J'ai une dernière petite question, très rapide. Vous avez fait allusion au fait que les procureurs généraux des provinces—je crois que c'est M. Michaelson qui faisait allusion à ça—étaient chargés de faire enquête sur les cas qui avaient été repérés par les polices locales ou, par exemple, par la Sûreté du Québec, et que le fédéral s'occupait des cas qui étaient relevés par la GRC, je présume. Si on parlait d'une forme quelconque de décriminalisation, est-ce que ça signifierait que ce sont surtout les provinces qui verraient une réduction du fardeau financier qu'elles doivent assumer, par opposition au fardeau financier que le fédéral doit assumer?

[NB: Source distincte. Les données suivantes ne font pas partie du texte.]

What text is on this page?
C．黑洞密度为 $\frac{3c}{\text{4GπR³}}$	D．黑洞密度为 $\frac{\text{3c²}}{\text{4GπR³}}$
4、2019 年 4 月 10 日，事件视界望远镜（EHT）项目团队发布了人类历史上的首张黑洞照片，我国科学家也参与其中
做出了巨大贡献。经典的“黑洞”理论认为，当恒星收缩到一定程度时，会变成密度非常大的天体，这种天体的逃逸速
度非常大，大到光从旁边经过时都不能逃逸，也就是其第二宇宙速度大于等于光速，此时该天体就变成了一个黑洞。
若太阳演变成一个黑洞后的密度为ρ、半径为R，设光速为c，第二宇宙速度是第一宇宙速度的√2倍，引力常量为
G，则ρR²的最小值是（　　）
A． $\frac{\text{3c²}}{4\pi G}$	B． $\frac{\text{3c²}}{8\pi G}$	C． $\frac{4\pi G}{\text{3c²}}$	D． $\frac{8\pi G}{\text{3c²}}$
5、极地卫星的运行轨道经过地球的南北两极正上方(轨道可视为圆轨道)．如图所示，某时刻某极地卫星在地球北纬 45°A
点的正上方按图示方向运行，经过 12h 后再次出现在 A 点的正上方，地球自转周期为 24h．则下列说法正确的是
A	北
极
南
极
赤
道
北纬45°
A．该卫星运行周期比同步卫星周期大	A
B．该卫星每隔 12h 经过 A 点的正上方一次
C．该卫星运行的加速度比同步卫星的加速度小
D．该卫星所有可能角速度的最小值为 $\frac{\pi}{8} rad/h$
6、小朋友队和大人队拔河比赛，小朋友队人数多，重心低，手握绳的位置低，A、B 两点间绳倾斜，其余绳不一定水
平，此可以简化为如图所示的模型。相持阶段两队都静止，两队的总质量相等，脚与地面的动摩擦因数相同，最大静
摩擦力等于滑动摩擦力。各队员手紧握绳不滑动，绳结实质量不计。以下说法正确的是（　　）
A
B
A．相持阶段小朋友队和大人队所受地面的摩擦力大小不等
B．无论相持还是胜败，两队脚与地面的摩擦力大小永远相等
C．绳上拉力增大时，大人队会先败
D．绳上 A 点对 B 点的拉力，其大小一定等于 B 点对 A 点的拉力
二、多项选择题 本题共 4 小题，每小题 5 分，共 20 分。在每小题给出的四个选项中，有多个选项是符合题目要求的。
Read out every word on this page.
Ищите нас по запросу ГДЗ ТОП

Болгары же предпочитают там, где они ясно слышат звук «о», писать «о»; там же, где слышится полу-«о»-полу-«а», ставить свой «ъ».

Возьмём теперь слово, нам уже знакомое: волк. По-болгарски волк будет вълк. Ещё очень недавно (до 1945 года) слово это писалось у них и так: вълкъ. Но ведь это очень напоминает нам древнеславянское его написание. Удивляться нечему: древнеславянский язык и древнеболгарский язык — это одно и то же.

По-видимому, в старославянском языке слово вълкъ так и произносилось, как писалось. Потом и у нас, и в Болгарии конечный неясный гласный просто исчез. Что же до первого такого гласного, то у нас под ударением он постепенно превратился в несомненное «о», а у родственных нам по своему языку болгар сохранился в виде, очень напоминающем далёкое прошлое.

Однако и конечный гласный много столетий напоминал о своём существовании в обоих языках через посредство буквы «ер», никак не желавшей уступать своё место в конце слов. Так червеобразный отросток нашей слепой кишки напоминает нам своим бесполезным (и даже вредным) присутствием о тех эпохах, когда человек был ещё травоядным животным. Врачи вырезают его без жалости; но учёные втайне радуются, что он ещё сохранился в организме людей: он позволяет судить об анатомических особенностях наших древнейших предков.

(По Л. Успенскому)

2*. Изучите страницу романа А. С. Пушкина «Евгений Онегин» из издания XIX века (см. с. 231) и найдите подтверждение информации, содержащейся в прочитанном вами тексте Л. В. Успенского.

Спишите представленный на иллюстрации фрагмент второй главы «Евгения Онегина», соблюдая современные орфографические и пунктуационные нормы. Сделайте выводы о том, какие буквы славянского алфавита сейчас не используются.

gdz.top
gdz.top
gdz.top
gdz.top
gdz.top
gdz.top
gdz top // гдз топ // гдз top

Dans les chiffres qui m'ont été fournis tout à l'heure, on parlait de 50 millions de dollars par an pour les poursuites en matière d'infractions mettant en cause des drogues. Ça, c'est au fédéral seulement, je présume. Cinquante millions de dollars, c'est pour le fédéral seulement. Juste sur le plan financier, est-ce que ça coûterait substantiellement moins cher au fédéral qu'aux provinces, ou vice versa, si on décriminalisait certaines drogues?
[Traduction]
M. Croft Michaelson: Je vous rappelle que lorsque j'ai parlé du fait que les procureurs généraux des provinces exercent leur pouvoir de poursuite, cela s'est produit uniquement au Québec et dans une moindre mesure, au Nouveau-Brunswick. En Alberta, cela s'est fait à l'égard de jeunes contrevenants.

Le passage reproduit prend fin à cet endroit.